Question

"One side of a triangle is twice the smallest side. The third side is four feet more than the shortest side. The perimeter is 12 feet. Find the lengths of all three sides (in feet). (Enter your answers as a comma-separated list.)" I have been working on this problem for a while reading all the notes and cant figure it out.

Answer 1

Let a, b, and c be the lengths of the sides (in ft) of the triangle.

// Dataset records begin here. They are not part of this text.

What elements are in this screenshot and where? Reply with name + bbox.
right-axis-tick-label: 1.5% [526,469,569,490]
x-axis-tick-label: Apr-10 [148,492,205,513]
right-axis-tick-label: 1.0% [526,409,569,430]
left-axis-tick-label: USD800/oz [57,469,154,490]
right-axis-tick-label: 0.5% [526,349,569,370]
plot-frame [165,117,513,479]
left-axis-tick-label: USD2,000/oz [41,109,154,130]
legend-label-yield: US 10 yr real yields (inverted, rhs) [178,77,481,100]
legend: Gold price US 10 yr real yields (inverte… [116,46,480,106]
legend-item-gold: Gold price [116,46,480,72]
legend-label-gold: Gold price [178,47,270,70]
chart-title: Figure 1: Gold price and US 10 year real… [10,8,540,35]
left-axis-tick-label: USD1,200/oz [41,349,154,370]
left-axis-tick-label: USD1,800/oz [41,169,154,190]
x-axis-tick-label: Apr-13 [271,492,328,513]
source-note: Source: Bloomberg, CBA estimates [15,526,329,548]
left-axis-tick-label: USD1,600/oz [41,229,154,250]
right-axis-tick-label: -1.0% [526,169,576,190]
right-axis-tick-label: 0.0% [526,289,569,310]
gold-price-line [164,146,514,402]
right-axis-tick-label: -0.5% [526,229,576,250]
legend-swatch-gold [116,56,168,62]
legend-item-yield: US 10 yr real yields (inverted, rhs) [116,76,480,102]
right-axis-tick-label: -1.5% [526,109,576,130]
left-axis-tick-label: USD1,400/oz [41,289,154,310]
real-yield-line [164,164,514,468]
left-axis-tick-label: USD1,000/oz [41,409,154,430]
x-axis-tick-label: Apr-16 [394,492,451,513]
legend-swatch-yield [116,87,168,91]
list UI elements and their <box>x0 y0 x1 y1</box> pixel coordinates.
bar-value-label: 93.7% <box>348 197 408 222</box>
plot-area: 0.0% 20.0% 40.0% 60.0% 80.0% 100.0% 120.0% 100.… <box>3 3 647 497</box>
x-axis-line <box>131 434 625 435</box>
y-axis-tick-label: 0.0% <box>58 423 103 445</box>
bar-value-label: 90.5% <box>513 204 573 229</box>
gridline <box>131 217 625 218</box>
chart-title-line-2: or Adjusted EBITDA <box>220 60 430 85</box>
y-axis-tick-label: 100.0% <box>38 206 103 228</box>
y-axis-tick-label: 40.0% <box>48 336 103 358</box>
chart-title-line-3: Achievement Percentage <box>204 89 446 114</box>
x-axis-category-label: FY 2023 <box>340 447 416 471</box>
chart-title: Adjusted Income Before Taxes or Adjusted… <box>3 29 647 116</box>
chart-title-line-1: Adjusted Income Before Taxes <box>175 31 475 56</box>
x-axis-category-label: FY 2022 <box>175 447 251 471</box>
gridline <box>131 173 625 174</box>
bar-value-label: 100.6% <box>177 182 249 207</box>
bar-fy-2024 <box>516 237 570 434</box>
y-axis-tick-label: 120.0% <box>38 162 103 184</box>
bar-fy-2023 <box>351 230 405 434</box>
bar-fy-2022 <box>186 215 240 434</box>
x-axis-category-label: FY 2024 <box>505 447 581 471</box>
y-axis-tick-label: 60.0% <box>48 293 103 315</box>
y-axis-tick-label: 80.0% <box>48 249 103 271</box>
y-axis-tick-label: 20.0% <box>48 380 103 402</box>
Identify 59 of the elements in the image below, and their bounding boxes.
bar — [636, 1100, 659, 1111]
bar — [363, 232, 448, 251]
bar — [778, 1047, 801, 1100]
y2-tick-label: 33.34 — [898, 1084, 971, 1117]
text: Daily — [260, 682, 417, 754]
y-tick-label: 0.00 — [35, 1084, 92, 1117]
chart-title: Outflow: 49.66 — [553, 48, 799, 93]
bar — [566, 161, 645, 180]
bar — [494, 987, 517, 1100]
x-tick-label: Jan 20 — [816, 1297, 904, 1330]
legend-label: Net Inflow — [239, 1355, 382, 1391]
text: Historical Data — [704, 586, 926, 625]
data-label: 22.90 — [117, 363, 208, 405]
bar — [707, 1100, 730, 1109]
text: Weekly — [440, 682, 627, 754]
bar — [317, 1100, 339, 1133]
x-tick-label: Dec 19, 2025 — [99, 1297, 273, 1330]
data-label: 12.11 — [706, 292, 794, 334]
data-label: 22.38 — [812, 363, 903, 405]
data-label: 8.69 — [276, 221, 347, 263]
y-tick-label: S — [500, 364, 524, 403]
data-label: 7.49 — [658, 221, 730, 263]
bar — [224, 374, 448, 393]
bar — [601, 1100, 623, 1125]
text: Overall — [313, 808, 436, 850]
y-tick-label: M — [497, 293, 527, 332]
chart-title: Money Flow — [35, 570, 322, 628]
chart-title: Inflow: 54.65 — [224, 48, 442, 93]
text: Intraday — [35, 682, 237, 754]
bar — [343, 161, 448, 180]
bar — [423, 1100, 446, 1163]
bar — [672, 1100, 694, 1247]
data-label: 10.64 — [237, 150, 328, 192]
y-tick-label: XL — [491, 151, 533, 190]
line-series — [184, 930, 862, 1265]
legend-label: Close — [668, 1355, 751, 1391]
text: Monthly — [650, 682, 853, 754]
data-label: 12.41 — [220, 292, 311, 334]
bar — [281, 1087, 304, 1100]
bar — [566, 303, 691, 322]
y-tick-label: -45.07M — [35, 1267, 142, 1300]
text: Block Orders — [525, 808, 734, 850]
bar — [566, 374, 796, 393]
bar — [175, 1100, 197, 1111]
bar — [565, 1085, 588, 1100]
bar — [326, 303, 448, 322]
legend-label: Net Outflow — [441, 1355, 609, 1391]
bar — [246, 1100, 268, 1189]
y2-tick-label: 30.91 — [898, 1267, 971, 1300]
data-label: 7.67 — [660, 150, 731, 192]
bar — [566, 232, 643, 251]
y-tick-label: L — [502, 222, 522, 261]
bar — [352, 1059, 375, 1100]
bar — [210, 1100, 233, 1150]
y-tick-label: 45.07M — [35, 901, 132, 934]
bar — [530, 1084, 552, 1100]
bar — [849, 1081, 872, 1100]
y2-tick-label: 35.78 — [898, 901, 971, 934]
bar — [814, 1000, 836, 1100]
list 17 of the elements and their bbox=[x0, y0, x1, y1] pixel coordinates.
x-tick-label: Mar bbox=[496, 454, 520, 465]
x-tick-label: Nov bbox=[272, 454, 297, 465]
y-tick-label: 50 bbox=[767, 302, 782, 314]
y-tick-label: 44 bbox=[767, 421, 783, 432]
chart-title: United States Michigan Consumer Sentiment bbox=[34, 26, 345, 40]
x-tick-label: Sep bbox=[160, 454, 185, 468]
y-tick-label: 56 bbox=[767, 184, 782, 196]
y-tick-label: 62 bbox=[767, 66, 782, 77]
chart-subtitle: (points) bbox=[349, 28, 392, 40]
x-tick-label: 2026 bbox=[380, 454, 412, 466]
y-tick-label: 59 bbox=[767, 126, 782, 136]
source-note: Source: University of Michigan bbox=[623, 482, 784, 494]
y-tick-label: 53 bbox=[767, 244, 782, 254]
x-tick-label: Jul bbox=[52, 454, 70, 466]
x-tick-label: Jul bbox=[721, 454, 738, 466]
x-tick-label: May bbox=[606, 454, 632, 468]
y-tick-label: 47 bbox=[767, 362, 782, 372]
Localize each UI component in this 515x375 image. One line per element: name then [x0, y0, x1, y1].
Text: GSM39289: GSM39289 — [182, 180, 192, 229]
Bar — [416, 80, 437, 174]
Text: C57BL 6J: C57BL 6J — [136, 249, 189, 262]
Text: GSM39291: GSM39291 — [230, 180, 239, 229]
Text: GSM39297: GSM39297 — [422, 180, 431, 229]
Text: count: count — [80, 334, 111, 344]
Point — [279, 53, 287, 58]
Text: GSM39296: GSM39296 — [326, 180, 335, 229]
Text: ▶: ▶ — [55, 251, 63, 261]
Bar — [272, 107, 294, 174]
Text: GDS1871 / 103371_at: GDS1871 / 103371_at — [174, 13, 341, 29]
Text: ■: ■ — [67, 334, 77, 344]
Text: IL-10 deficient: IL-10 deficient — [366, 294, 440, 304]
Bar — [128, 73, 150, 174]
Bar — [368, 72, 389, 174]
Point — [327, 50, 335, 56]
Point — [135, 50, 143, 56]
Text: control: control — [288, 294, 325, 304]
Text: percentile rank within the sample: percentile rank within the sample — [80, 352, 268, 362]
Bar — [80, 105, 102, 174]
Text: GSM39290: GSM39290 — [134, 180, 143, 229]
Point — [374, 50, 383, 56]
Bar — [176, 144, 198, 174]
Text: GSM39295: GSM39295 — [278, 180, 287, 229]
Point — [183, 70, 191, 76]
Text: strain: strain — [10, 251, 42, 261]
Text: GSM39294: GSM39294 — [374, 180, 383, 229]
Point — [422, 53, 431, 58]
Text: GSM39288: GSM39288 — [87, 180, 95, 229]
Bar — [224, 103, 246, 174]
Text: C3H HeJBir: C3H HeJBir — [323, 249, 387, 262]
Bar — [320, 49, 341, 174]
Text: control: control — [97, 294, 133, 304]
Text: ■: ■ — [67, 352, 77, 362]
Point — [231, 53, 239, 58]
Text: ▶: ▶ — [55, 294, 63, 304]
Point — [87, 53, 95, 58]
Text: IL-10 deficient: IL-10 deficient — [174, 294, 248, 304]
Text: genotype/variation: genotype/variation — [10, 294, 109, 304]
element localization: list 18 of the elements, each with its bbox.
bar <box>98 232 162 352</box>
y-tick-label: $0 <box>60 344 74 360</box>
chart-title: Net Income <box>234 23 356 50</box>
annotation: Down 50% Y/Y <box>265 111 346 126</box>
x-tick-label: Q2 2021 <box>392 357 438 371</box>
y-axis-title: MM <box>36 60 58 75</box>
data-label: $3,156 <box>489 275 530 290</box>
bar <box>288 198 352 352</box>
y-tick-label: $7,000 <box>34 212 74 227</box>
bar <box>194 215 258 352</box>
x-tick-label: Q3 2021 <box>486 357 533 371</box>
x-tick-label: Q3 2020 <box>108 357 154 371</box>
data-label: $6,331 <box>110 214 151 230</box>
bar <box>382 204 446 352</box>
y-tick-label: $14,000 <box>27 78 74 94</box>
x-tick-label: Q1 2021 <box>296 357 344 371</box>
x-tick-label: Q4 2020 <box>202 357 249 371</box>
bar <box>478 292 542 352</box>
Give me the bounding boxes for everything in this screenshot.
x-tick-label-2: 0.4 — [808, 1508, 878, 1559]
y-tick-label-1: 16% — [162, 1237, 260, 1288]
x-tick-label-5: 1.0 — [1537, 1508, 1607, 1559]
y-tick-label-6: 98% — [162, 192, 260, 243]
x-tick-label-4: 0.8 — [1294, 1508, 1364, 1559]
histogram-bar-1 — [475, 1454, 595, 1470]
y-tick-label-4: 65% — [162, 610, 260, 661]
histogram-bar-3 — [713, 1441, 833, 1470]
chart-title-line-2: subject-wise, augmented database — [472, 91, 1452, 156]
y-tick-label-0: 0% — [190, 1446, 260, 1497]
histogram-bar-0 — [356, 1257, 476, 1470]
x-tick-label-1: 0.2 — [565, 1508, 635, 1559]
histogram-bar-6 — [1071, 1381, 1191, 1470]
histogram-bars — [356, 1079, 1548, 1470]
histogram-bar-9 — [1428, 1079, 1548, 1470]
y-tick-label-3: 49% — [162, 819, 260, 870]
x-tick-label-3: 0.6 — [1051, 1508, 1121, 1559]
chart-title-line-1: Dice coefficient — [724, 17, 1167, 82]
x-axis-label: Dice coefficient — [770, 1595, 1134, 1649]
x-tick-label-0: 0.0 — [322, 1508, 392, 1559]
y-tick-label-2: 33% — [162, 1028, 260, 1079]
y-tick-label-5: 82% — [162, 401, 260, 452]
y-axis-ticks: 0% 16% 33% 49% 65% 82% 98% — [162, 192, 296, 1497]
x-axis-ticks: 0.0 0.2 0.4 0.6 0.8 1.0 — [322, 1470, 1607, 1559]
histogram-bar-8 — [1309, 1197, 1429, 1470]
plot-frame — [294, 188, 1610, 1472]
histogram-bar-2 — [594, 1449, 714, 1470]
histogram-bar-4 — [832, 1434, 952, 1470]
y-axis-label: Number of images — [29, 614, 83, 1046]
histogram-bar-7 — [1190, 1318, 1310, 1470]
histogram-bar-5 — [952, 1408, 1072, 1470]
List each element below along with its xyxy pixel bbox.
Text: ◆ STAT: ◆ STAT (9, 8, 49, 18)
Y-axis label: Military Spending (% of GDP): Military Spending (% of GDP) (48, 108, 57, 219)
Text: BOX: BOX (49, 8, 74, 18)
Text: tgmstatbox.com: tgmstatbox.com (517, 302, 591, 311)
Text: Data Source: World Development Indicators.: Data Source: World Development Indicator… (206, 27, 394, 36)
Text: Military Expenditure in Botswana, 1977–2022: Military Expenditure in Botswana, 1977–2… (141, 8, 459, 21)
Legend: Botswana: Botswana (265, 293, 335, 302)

Since one side of a triangle is twice the smallest side, the third side is four feet more than the shortest side and the perimeter is 12 feet, then f c is the length of the smallest side, then we can set the following system of equations:

`\begin{gathered} a=2c, \\ b=c+4, \\ a+b+c=12. \end{gathered}`

Substituting the first and second equations in the third one we get:

`2c+c+4+c=12.`

Adding like terms we get:

`4c+4=12.`

Subtracting 4 from the above equation we get:

`\begin{gathered} 4c+4-4=12-4, \\ 4c=8. \end{gathered}`

Dividing the above equation by 4 we get:

`\begin{gathered} (4c)/(4)=(8)/(4), \\ c=2. \end{gathered}`

Finally, substituting c=2 in the first and second equations we get:

`\begin{gathered} a=2\cdot2=4, \\ b=2+4=6. \end{gathered}`

Answer: The lengths of all three sides (in feet) are: 2, 4, and 6.